Mehr als Platz zwei war für Kimi Räikkönen in Bahrain nicht drin

Formel 1 2013

— 21.04.2013

Räikkönen: "Müssen etwas finden, das uns schneller macht"

Kimi Räikkönen ist nicht der Auffassung, dass ein besseres Qualifying-Ergebnis ihm in Bahrain den Sieg eingebracht hätte: "Es war nicht förderlich"



Kimi Räikkönen gelang in Bahrain das Glanzstück, dank einer guten Strategie und einem noch besseren Umgang mit den Pirelli-Reifen von Startplatz acht auf Position zwei vor zu fahren. Laut dem Lotus-Piloten war dieses Ergebnis das Maximum, zu dem er und sein Team beim vierten Saisonlauf imstande waren. Nun gelte es, etwas zu finden, das den E21-Boliden schneller macht, möchte man im Kampf um den Titel gegen Bahrain-Sieger Sebastian Vettel künftig etwas ausrichten.

Frage: "Sie nennen dich den 'Iceman', aber eigentlich müsstest du 'Mr. Konstanz' genannt werden, da du schon wieder aufs Podium gefahren bist. Erzähl uns doch ein wenig von deiner Strategie heute. Glaubst du, dass sie rückblickend die richtige war? War Platz zwei das bestmögliche Ergebnis?"
Kimi Räikkönen: "Ja, ich denke, der gestrige Tag war nicht optimal. Wir hatten uns schon am Freitag für eine Zweistoppstrategie entschieden und hatten dabei ein gutes Gefühl. Heute zahlte sich das aus, ich konnte einige Plätze gutmachen. Meine ersten beiden Runden waren nicht allzu gut, da verlor ich zwei Plätze. Anschließend fühlte sich das Auto aber immer besser an und ich konnte immer mehr Druck ausüben. Am Ende war alles okay."
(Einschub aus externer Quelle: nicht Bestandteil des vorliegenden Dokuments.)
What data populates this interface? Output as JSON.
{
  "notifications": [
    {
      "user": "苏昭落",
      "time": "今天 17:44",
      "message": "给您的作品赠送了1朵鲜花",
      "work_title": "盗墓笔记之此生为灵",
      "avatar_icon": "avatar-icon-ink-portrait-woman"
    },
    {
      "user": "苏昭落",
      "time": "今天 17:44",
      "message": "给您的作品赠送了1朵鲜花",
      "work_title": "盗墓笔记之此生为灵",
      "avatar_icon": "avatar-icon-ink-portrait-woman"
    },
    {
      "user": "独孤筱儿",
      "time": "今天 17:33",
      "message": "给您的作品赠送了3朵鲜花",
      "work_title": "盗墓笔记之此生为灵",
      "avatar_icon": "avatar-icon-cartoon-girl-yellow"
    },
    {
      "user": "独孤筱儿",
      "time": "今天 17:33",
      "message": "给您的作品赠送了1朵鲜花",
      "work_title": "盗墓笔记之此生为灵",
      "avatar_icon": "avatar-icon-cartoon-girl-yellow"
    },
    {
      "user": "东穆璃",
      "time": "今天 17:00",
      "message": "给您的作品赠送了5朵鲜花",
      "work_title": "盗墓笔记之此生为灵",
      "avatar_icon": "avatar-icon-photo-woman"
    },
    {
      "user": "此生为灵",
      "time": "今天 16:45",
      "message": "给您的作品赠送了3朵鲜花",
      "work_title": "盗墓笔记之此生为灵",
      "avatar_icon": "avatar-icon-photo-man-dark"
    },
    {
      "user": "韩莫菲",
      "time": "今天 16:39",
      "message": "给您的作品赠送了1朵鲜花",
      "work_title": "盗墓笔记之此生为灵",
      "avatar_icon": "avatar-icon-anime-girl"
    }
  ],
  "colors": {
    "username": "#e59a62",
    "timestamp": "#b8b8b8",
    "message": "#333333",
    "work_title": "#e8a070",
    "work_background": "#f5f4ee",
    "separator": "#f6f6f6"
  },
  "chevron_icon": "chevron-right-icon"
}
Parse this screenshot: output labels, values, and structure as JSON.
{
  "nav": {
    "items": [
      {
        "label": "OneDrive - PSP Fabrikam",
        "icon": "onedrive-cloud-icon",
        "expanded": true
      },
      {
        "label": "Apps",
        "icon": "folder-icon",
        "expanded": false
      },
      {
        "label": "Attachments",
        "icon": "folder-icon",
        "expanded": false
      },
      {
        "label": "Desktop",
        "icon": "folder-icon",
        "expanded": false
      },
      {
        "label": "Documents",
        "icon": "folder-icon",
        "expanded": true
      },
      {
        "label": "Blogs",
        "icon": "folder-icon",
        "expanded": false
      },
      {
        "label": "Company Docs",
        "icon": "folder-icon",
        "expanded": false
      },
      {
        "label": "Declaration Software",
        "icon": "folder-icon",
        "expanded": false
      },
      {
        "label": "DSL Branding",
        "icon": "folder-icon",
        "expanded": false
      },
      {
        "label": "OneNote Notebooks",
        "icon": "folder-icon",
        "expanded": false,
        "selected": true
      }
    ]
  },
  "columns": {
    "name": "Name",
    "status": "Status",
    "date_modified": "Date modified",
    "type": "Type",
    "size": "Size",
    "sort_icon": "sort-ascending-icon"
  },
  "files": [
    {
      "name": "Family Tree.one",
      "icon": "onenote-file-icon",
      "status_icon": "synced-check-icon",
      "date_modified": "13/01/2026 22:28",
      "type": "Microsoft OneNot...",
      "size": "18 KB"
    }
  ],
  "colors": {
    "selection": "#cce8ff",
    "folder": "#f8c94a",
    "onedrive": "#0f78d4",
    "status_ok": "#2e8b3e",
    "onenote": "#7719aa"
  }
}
Frage: "Glaubst du denn, dass ein besseres Abschneiden im Qualifying dir heute den Sieg ermöglicht hätte?"
Räikkönen: "Ich glaube, dass das Qualifying-Ergebnis nicht gerade förderlich war. Insgesamt denke ich aber auch, dass wir an diesem Wochenende einfach nicht schnell genug waren um Red Bull zu schlagen, deshalb hätten wir meiner Meinung nach hier heute nicht gewinnen können. Platz zwei war das Maximum."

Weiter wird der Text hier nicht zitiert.